Négatités
ELI5
A "négatité" is a real thing you can experience — like an absence, a broken promise, or a missed opportunity — whose whole nature depends on nothingness being built into it, not just described from outside. It's not just that you say something is missing; the missing-ness is part of what the thing actually is.
Definition
Négatités is Sartre's term for a distinctive ontological class of experiential realities: entities or structures that are not merely the logical products of negative judgment but are constitutively inhabited by negation as an internal and necessary condition of their very existence. Unlike abstract logical negation (saying "the table is not the chair"), négatités are encountered in lived, affective, and practical experience — they are feared, opposed, resisted, or fled. Their defining feature is that nothingness is not merely attributed to them from the outside by a judging consciousness but is woven into their inner structure. Examples would include absence, distance, lack, and fragility: in each case, negation is not a predicate applied after the fact but is the ontological backbone of the phenomenon itself.
This concept arises directly from Sartre's central ontological move in Being and Nothingness: that nothingness cannot precede being or subsist independently — it must be "nihilated" by a being that is its own nothingness, i.e., consciousness (the For-itself). Once nothingness enters the world through human reality and freedom, it can sediment into specific structures — négatités — that carry the mark of that nihilation in their very constitution. They are thus the worldly precipitates of the For-itself's fundamental ontological operation, making visible in concrete experience the fact that man is the being through whom negation comes to be.
Place in the corpus
Within the source jean-paul-sartre-hazel-barnes-being-and-nothingness-an-essay-on-phenomenological, négatités occupies a precise conceptual niche: it is the empirical-phenomenological correlate of the ontological thesis about nothingness and freedom. If the grand argument is that human consciousness (the For-itself) is the being through whom nothingness comes to the world, négatités are the proof at the level of lived experience — the concrete objects and situations that bear negation's signature internally rather than as a mere logical superimposition. The concept thus bridges the ontological and the phenomenological registers of Sartre's project.
In relation to the cross-referenced canonical concepts, négatités is most directly an extension and specification of Negation and Nothingness: whereas the canonical account of negation treats it as a structural-ontological operator (the symbol that murders the thing, or Verneinung as avowal through disavowal), négatités names the class of experienced realities in which that operator has solidified into a real structure. It also connects to Consciousness — specifically the Sartrean For-itself — since only a being that is constitutively not-what-it-is (consciousness as radical nihilation) can populate its world with négatités. Against the Lacanian decentring of consciousness, Sartre here grants consciousness the generative power to bring forth a whole ontological category. The concept further resonates with Gap: like the Lacanian gap (béance), a négatité is not a mere absence but a positive structural opening, inhabited by lack as a necessary condition — though for Sartre this gap is grounded in subjective freedom, while for Lacan it is grounded in the signifying chain and the Other's incompleteness.
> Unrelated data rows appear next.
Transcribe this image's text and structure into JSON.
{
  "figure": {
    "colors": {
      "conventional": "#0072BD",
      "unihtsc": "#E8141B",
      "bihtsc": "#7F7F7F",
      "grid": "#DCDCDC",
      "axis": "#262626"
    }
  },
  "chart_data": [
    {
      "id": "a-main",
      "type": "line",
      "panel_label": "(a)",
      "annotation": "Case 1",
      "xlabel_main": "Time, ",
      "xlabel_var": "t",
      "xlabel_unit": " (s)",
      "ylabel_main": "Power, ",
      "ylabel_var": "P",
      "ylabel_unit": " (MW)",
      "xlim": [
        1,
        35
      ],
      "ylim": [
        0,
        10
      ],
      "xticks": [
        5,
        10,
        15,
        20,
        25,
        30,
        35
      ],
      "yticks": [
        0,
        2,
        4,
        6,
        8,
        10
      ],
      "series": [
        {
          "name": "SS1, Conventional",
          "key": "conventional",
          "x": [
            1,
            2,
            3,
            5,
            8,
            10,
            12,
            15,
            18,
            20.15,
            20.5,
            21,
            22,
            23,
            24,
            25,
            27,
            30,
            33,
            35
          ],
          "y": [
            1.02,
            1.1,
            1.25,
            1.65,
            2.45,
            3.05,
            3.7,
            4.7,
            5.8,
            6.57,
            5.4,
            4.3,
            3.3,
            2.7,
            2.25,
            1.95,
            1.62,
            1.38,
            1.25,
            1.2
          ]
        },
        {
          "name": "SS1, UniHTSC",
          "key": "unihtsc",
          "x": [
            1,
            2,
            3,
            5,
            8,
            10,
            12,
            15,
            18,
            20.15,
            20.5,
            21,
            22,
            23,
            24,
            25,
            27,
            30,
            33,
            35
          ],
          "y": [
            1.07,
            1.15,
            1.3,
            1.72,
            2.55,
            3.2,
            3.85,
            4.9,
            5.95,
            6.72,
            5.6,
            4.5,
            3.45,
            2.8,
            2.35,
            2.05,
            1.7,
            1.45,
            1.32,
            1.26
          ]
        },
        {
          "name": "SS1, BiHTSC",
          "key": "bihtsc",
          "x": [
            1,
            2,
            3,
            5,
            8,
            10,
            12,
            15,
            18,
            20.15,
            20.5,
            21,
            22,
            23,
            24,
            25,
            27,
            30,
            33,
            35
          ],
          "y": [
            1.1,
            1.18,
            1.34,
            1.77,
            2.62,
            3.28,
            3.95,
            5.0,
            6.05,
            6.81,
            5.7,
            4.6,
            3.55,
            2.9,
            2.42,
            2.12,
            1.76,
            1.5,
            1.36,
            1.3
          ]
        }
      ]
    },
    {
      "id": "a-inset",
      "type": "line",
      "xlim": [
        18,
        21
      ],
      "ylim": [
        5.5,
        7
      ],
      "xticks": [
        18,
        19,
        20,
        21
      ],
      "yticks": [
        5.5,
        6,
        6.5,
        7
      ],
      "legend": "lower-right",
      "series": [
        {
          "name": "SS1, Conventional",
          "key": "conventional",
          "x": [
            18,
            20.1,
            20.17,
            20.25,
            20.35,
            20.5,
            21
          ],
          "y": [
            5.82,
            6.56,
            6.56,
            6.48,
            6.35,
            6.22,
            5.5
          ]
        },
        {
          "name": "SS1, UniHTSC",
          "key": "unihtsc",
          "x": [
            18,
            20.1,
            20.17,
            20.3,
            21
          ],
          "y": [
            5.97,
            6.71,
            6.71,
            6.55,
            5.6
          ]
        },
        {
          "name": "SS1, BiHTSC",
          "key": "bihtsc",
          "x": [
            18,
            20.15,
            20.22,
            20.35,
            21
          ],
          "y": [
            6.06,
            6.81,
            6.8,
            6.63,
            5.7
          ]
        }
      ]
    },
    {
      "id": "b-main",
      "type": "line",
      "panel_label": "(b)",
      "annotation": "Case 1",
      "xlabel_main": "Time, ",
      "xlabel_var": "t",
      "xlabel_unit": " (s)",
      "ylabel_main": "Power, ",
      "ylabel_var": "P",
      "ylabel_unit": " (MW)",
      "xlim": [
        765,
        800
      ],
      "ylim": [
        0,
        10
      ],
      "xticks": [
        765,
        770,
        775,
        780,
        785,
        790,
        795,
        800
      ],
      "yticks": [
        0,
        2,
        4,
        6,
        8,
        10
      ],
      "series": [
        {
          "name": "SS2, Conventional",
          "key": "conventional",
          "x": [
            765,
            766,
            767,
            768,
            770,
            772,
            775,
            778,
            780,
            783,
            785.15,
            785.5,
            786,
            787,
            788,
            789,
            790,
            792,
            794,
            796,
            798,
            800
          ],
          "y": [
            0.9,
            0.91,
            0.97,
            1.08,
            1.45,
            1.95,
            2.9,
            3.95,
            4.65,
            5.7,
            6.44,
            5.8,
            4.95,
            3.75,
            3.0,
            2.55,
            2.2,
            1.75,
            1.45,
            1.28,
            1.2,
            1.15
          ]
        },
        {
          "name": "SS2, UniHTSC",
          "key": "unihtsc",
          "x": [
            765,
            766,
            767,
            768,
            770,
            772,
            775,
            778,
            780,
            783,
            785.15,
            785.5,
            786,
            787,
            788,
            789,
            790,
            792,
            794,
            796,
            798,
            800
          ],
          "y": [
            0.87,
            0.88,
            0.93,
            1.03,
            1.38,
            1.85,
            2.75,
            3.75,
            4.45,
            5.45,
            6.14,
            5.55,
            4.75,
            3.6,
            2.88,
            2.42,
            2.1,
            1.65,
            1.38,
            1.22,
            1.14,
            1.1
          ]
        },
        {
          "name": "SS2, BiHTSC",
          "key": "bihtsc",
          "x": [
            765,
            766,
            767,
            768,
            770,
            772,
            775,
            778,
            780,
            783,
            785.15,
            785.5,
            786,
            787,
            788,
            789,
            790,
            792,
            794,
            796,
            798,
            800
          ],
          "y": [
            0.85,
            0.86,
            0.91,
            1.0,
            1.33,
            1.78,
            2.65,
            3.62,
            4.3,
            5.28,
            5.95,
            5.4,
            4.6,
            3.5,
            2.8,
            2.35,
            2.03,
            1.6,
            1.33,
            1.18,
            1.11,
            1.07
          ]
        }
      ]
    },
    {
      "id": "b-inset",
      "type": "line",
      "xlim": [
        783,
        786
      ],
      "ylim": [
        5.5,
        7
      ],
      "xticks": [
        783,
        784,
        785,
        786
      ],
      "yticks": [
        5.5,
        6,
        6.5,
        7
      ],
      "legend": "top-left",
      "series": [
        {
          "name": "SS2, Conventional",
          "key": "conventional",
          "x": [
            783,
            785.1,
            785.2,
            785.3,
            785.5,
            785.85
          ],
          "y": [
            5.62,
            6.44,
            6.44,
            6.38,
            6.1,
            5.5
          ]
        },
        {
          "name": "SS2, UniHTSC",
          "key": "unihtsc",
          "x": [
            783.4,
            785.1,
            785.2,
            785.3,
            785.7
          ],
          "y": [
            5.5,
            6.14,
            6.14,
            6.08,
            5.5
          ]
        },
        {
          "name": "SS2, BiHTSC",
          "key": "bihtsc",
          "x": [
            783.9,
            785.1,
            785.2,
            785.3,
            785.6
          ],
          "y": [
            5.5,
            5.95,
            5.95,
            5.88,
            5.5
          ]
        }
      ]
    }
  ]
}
Finally, the concept touches Phenomenology and Freedom by insisting that freedom's nihilating character becomes legible in the texture of the perceived world itself, not only at the level of abstract ontology.
Key formulations
Being and Nothingness: An Essay on Phenomenological Ontology (page unknown)
We shall call them négatités... realities which are not only objects of judgment, but which are experienced, opposed, feared, etc., by the human being and which in their inner structure are inhabited by negation, as by a necessary condition of their existence.
The phrase "inhabited by negation, as by a necessary condition of their existence" is theoretically decisive: it distinguishes négatités from mere logical negations by making negation internal and constitutive ("inner structure") rather than external and predicative, and the qualifier "necessary condition" signals that without negation these realities would not exist at all — negation is not what they lack but what they are made of. The verb "inhabited" further anthropomorphizes the structure, aligning it with the Sartrean claim that nothingness only enters the world through human reality.